A colleague pointed me in the direction of Harvard's Askwith Education Forum's webinar: How K-12 Schools Can Take Action on Climate Change. Not only was it free to register, but free to watch for all after the fact. It was a powerful hour of discussion with moderator Bridget Long (Dean and Saris Professor of Economics at Harvard Graduate School of Education) and 3 amazing experts: 
  • John King Jr., President and CEO, The Education Trust; former U.S. Secretary of Education 
  • Pedro Martinez, CEO, Chicago Public Schools
  • Becky Pringle, President, National Education Association
[Side Note: One of the interesting things was John King Jr's approach given he is a fellow Maryland resident. When I started doing more digging on him, I also discovered that he is a candidate for the Governor of Maryland.] 

The conversation between these experts in this webinar focuses on how schools and educators can be leaders toward a more sustainable planet and society. Additionally, they discuss the multi-faceted impact of environmental justice and why there is such a great need to educate our students on these factors.

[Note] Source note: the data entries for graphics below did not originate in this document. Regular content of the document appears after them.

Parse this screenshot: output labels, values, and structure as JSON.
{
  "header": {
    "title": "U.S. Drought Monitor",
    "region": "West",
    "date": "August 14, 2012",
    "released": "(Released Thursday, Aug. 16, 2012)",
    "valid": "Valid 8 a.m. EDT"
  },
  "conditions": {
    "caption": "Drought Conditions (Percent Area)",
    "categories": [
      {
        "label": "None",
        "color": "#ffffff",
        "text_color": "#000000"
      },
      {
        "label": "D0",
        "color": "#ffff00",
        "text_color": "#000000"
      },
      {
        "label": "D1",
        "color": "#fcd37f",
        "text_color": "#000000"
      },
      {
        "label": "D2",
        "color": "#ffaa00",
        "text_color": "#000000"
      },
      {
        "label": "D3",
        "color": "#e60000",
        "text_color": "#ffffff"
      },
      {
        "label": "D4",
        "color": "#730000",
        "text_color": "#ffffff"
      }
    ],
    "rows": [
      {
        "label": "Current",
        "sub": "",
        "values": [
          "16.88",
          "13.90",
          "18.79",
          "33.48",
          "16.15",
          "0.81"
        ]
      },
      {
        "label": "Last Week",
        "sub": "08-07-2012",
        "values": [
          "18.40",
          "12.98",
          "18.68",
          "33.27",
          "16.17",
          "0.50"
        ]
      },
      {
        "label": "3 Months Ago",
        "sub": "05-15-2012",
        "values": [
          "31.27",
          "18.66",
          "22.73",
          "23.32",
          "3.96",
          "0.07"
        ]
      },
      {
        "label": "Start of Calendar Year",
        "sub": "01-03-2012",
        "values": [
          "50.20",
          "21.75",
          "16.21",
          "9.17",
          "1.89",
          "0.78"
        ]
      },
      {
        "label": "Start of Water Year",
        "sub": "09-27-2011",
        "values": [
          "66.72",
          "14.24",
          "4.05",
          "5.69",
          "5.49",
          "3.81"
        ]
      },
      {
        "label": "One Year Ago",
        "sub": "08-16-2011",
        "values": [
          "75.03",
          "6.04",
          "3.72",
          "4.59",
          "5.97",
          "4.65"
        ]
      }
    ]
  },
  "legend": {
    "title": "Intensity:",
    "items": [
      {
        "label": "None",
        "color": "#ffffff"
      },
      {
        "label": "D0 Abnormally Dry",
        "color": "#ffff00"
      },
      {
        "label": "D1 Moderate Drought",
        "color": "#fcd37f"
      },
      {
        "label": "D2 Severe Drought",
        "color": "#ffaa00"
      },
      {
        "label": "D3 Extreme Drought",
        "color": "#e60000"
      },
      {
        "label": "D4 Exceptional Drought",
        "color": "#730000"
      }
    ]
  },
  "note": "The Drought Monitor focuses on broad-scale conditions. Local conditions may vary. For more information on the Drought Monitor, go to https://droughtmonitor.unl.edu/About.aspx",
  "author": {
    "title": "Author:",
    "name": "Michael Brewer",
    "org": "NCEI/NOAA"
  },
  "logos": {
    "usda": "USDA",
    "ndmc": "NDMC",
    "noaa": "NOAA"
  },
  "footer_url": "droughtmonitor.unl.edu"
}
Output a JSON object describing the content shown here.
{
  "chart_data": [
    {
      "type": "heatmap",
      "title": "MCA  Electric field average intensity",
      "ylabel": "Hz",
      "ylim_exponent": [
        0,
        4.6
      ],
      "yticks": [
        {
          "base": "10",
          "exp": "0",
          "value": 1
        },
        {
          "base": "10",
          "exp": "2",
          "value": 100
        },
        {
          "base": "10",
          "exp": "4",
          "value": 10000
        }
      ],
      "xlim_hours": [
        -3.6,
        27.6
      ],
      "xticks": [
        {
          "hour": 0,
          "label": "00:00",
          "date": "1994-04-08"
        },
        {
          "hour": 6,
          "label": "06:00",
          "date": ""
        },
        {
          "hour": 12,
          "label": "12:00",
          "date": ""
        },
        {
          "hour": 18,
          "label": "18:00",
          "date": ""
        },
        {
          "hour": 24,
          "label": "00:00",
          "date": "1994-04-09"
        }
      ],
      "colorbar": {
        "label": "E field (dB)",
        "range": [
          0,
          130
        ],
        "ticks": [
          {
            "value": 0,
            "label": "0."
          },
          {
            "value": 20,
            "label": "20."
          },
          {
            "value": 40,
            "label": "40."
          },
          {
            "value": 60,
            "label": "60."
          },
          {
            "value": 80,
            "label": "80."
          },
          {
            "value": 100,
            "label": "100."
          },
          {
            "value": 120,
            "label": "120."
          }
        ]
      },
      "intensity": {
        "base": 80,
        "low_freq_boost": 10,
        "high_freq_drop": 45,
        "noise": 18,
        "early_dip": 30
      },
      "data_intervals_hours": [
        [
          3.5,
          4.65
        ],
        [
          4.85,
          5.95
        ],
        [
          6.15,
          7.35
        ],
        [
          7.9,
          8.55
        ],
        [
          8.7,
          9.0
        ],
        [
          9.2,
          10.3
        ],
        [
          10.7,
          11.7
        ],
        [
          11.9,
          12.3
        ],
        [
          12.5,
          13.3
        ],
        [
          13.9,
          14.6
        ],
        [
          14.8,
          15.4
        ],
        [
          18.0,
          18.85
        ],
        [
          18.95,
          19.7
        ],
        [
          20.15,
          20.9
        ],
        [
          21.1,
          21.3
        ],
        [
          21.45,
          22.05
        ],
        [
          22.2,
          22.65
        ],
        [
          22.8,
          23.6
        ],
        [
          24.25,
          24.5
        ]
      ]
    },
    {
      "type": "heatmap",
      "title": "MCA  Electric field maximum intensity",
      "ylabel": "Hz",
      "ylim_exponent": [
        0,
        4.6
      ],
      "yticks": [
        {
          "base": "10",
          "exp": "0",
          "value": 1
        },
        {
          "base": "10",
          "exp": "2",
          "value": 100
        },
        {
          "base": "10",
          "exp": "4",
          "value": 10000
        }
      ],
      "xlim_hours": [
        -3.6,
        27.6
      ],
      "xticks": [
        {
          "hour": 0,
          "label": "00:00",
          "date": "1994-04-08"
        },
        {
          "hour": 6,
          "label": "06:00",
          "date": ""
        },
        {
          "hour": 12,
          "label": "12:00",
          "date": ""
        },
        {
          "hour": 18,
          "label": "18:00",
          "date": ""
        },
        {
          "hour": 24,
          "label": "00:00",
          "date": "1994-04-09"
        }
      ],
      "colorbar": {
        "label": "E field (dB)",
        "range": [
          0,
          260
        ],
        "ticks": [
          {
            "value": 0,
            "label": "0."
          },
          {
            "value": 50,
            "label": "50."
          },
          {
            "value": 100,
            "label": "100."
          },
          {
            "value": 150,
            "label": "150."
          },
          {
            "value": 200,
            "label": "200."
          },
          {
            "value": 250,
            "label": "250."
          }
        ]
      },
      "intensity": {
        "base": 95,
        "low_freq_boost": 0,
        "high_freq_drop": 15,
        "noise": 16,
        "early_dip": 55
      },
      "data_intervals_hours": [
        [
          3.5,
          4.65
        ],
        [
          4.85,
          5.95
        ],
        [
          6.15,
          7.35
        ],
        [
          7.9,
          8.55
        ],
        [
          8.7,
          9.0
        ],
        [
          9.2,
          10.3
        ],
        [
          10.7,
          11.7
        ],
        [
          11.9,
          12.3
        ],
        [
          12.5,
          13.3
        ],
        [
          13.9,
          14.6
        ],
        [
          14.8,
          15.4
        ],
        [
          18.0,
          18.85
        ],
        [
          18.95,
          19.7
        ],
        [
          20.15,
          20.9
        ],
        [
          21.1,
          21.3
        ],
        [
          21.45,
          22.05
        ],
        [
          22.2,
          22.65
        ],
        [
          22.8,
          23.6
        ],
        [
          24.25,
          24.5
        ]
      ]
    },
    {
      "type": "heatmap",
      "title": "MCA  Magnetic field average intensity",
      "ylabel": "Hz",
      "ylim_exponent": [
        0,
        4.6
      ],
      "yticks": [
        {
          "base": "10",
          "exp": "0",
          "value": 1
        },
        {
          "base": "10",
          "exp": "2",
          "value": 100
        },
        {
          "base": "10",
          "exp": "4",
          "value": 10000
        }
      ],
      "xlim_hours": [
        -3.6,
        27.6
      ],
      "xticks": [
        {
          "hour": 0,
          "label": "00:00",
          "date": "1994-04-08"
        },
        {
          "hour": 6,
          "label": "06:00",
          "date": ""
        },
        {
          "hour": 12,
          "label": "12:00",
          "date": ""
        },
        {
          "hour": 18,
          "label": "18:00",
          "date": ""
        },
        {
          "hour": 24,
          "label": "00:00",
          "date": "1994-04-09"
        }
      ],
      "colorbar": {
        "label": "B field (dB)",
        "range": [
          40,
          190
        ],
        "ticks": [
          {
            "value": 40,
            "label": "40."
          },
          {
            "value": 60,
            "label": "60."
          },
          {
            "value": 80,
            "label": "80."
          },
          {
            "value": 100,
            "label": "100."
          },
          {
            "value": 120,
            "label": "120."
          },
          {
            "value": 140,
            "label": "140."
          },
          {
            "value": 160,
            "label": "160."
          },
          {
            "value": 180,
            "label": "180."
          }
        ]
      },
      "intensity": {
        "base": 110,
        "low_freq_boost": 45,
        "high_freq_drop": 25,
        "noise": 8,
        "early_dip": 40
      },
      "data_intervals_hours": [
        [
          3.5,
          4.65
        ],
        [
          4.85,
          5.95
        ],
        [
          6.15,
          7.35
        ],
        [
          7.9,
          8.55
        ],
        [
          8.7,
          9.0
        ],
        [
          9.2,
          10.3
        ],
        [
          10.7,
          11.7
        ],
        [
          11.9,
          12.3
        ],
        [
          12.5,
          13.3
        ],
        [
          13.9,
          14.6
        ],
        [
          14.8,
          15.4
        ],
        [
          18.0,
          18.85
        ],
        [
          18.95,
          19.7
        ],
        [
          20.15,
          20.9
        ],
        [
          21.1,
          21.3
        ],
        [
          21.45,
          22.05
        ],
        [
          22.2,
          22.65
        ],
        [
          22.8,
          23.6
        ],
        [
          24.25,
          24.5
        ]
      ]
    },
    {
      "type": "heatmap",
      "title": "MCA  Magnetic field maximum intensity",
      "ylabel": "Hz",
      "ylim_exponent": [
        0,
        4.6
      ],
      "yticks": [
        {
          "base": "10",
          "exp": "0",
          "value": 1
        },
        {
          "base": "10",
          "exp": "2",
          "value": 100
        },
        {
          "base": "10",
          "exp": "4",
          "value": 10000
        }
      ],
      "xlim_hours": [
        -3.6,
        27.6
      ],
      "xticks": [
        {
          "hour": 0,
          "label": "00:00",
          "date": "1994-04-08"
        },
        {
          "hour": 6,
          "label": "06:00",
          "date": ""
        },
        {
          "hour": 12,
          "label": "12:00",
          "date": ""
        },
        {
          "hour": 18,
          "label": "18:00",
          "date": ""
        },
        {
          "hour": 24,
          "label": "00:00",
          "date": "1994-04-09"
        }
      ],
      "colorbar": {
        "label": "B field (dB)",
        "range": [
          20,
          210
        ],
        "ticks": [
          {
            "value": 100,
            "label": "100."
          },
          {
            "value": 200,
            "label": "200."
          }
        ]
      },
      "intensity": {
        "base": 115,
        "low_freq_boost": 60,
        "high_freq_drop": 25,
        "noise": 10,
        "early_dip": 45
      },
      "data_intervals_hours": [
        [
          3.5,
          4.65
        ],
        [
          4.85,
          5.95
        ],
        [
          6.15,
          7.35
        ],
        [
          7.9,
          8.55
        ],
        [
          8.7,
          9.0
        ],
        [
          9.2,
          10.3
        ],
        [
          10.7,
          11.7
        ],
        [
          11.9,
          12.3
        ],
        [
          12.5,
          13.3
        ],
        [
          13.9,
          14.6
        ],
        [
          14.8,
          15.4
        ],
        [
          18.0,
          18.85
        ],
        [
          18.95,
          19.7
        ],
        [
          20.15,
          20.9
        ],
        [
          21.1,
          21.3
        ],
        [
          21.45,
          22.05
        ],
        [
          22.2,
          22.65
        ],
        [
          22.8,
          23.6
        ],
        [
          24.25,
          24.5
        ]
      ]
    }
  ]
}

They also share information about the Aspen Institute's K12 Climate Action Plan and the Local K-12 Climate Plan's Key Questions to Get Started. These are two great resources for environmental educators.

To learn more, go to the Askwith Education Forum's page and watch the video and learn more about the webinar. You can also watch it here or below.

Wednesday, March 2, 2022

Environmental Good News

There's a lot going on in the world right now. Especially as we are approaching the 2 year mark of major global impact from the pandemic, (along with climate crisis, racial injustice, and polarized politics). The current events in the Ukraine feel extraordinarily heavy and hard. [In fact, if you and your children are having trouble with that, please check out this article at Very Well Family.]

Given the harshness of the 2020s so far, sounds like we need a heavy dose of "insert good news here."

IPS Positive News Stories does just that. The Inner Picture Stories (IPS) Project was created by Jellis Vaes. The purpose of IPS is to share forward stories connected to the beauty of life, opportunities that surround us, and ways of getting a better handle on healthy mental health. Sharing the good stuff!

In their December 24, 2021 podcast, they bring to light "5 Positive Changes in the Environment." It can be easy to be stuck in the doom and gloom especially when it comes to the environment. So here, they focus on these 5 stories, showcasing a short video for each on their website highlighting more about each one.

1. Search Engine Ecosia, where you can plant trees through clicks. They just planted their 100-millionth tree.

2. Nzambi Matee started her company Gjenge Makers to create bricks from recycled plastic. In addition to being lightweight and low cost, they are 5 to 7 times stronger than concrete.

3. In Oslo, Norway, they launched the Yara Birkeland, the first electric, self-propelled container ship. This cuts 1,000 tons of carbon dioxide.

4. A study from The Society of Conservation Biology has shown that conservation programs have aided in preventing 48+ animal extinctions during the 27 years between 1993-2020.

5. In Liguria, Italy the Ocean Reef Group launched Nemo's Garden, a first in the area of underwater vegetable gardening.